Astronomie Ein merkwürdiges Paar im All

Mit einem riesigen Teleskop haben Astronomen eine Sternenfabrik in einer Nachbargalaxie der Milchstraße erforscht. Sie besteht aus einem auf den ersten Blick höchst ungleichen Paar, das sich aber doch sehr ähnlich ist.
Die Gaswolken NGC 2014 (r.) und NGC 2020 sind Teil der Großen Magellanschen Wolke, einer Nachbargalaxie unserer Milchstraße. Quelle: AFP

Die Gaswolken NGC 2014 (r.) und NGC 2020 sind Teil der Großen Magellanschen Wolke, einer Nachbargalaxie unserer Milchstraße.

(Foto: AFP)

DüsseldorfDie Magellanschen Wolken gehören zu den bekanntesten Objekten am Nachthimmel der Südhalbkugel. Die beiden kleinen Nachbargalaxien unserer Milchstraße sind nach dem portugiesischen Entdecker Ferdinand Magellan benannt, der sie auf seiner Weltumsegelung 1519 entdeckte.

Obwohl Magellan selbst noch vor seiner Rückkehr nach Portugal getötet wurde, berichteten die Überlebenden seiner Mannschaft bei ihrer Rückkehr nach Europa von den beiden Wolken. Heute werden sie aufgrund ihrer unterschiedlichen Größe als Große beziehungsweise Kleine Magellansche Wolke (GMW/KMW) bezeichnet.

Für Astronomen interessant sind beide Galaxien vor allem wegen ihrer nach kosmischen Maßstäben geringen Entfernung von rund 160.000 (GMW) beziehungsweise rund 200.000 (KMW) Lichtjahren. Wegen dieser Nähe lassen sich hier viele Vorgänge genauer untersuchen als bei weiter entfernten Galaxien. Vor allem die GMW eignet sich hervorragend etwa für die Erforschung der Prozesse rund um die Entstehung neuer Sterne.

Mit dem Very Large Telescope (VLT) der europäischen Südsternwarte Eso haben Astronomen jetzt eine Sternenfabrik in der GMW ins Visier genommen: die rote Gaswolke NGC 2014 und ihre blaue Nachbarin NGC 2020.Solche kosmischen Gaswolken liefern den Rohstoff, aus dem neue Sterne geschmiedet werden. Obwohl sie sehr verschieden aussehen, wurden beide Wolken durch starke stellare Winde von extrem heißen, neugeborenen Sternen geformt. Diese bestrahlen das Gas und bringen es dadurch zum Leuchten.

Kosmische Edelsteine

Die unterschiedlichen Farben von NGC 2014 und NGC 2020 sind das Ergebnis der verschiedenartigen chemischen Zusammensetzung des Gases sowie der unterschiedlichen Temperaturen jener Sterne, die das Glühen der Wolken verursachen. Die Wolke rechts, NGC 2014, besteht überwiegend aus Wasserstoff. Sie enthält einen Sternhaufen aus jungen Sonnen.

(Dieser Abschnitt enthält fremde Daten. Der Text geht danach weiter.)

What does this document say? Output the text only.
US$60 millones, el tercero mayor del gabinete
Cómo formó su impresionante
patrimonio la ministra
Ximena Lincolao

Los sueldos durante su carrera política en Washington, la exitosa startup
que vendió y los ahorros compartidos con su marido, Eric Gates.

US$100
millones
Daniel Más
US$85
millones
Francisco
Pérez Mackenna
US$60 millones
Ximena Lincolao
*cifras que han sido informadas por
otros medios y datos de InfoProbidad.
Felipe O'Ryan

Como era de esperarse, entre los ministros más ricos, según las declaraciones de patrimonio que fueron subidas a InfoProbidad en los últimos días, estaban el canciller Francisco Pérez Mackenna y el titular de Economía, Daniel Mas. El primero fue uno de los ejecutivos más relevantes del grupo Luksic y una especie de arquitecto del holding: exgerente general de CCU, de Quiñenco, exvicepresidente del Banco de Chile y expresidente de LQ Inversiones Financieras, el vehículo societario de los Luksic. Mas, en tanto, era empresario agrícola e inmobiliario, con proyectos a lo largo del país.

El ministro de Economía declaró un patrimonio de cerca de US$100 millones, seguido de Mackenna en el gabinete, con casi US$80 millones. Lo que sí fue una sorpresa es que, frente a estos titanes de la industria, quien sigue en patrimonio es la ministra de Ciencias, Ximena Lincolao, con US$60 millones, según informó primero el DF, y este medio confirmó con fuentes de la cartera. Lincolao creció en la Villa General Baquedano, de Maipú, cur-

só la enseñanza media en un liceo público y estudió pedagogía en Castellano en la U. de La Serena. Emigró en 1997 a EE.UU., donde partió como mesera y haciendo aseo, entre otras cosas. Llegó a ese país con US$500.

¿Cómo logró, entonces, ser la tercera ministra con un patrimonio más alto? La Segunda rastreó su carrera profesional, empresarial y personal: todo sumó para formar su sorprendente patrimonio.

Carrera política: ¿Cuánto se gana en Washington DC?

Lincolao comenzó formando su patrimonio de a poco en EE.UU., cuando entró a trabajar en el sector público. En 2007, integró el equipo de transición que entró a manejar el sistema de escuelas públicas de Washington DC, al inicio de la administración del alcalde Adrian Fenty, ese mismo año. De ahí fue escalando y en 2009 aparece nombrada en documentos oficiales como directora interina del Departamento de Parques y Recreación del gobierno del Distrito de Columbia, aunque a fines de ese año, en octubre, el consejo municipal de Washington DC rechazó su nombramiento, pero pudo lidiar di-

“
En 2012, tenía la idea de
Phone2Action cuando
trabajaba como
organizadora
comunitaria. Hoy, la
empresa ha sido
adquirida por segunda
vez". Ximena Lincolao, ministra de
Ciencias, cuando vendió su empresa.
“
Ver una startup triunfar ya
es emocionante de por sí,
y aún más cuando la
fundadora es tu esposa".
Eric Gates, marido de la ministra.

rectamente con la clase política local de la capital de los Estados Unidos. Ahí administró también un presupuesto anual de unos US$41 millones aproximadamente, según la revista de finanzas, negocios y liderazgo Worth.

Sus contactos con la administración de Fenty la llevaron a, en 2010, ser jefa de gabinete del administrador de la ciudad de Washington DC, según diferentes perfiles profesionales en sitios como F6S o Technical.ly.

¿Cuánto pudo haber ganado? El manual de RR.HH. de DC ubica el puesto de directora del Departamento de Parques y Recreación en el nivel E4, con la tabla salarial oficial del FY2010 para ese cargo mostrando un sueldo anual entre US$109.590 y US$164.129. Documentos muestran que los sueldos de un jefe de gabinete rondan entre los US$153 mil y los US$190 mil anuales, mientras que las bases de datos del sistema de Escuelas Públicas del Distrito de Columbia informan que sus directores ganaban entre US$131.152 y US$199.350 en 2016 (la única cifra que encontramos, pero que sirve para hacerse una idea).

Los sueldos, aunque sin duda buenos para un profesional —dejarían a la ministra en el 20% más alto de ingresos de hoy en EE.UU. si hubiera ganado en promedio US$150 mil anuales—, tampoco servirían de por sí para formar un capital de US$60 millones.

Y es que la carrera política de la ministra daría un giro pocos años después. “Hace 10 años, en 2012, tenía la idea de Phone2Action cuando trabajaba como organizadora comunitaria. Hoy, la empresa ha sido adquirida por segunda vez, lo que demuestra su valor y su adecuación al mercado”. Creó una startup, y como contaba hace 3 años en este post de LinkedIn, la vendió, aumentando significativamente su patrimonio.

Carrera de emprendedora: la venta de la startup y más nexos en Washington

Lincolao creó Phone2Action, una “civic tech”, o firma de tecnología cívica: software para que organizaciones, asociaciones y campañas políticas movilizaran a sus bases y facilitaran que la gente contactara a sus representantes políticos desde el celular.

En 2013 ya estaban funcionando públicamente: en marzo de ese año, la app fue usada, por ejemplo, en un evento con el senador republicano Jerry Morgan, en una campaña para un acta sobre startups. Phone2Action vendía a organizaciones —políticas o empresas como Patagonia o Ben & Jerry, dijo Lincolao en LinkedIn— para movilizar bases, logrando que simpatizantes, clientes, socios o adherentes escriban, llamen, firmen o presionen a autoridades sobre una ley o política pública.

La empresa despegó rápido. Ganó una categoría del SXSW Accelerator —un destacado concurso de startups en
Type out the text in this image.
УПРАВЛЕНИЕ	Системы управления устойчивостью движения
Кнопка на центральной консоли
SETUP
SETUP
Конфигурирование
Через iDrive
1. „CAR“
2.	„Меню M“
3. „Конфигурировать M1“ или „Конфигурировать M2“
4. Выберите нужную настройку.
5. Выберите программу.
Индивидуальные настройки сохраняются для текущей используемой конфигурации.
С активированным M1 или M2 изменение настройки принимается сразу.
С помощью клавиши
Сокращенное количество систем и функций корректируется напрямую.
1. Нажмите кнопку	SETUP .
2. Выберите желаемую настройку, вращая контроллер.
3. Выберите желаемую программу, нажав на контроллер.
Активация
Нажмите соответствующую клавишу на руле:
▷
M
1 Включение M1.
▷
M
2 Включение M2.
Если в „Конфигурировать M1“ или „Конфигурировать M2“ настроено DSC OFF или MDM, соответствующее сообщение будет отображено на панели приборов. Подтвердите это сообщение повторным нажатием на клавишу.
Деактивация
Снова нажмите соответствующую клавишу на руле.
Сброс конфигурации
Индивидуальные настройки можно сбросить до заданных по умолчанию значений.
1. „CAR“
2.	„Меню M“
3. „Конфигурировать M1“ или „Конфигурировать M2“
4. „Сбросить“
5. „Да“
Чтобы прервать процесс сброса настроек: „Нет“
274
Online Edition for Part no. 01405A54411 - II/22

Die energiereiche Strahlung dieser neuen Sterne schlägt Elektronen aus den Atomen im umliegenden Wasserstoffgas heraus. Dieser sogenannte Ionisationsprozess führt zu einem charakteristischen roten Leuchten.

Bei NGC 2020 ist es dagegen ein einzelner heller und sehr heißer Stern, der das Gas – in diesem Fall Sauerstoff – ionisiert. Zugleich sorgt er mit heftigen Sternwinden dafür, dass seine unmittelbare Umgebung leergefegt wird. Das ist der Grund für die ringförmige Struktur des blauen Nebels.

Der Stern gehört zu der seltenen Klasse der sogenannten Wolf-Rayet-Sterne. Diese kurzlebigen Objekte sind extrem heiß – ihre Oberfläche kann mehr als zehnmal so heiß sein wie die Oberfläche unserer Sonne – und sehr hell. Mit ihrer intensiven Strahlung dominieren sie die Gebiete in ihrer Nachbarschaft.

Die VLT-Aufnahme ist Teil des Cosmic Gems-Programms der Eso, eine Initiative zur Erstellung von astronomischen Aufnahmen für Bildungs- und Öffentlichkeitsarbeit. Dabei wird das VLT immer dann genutzt, wenn die Beobachtungsbedingungen nicht den strengen Ansprüchen wissenschaftlicher Beobachtungsarbeit genügen. Die Bilder dieser „kosmischen Edelsteine“ sind anschließend im wissenschaftlichen Archiv der Eso für jedermann zugänglich.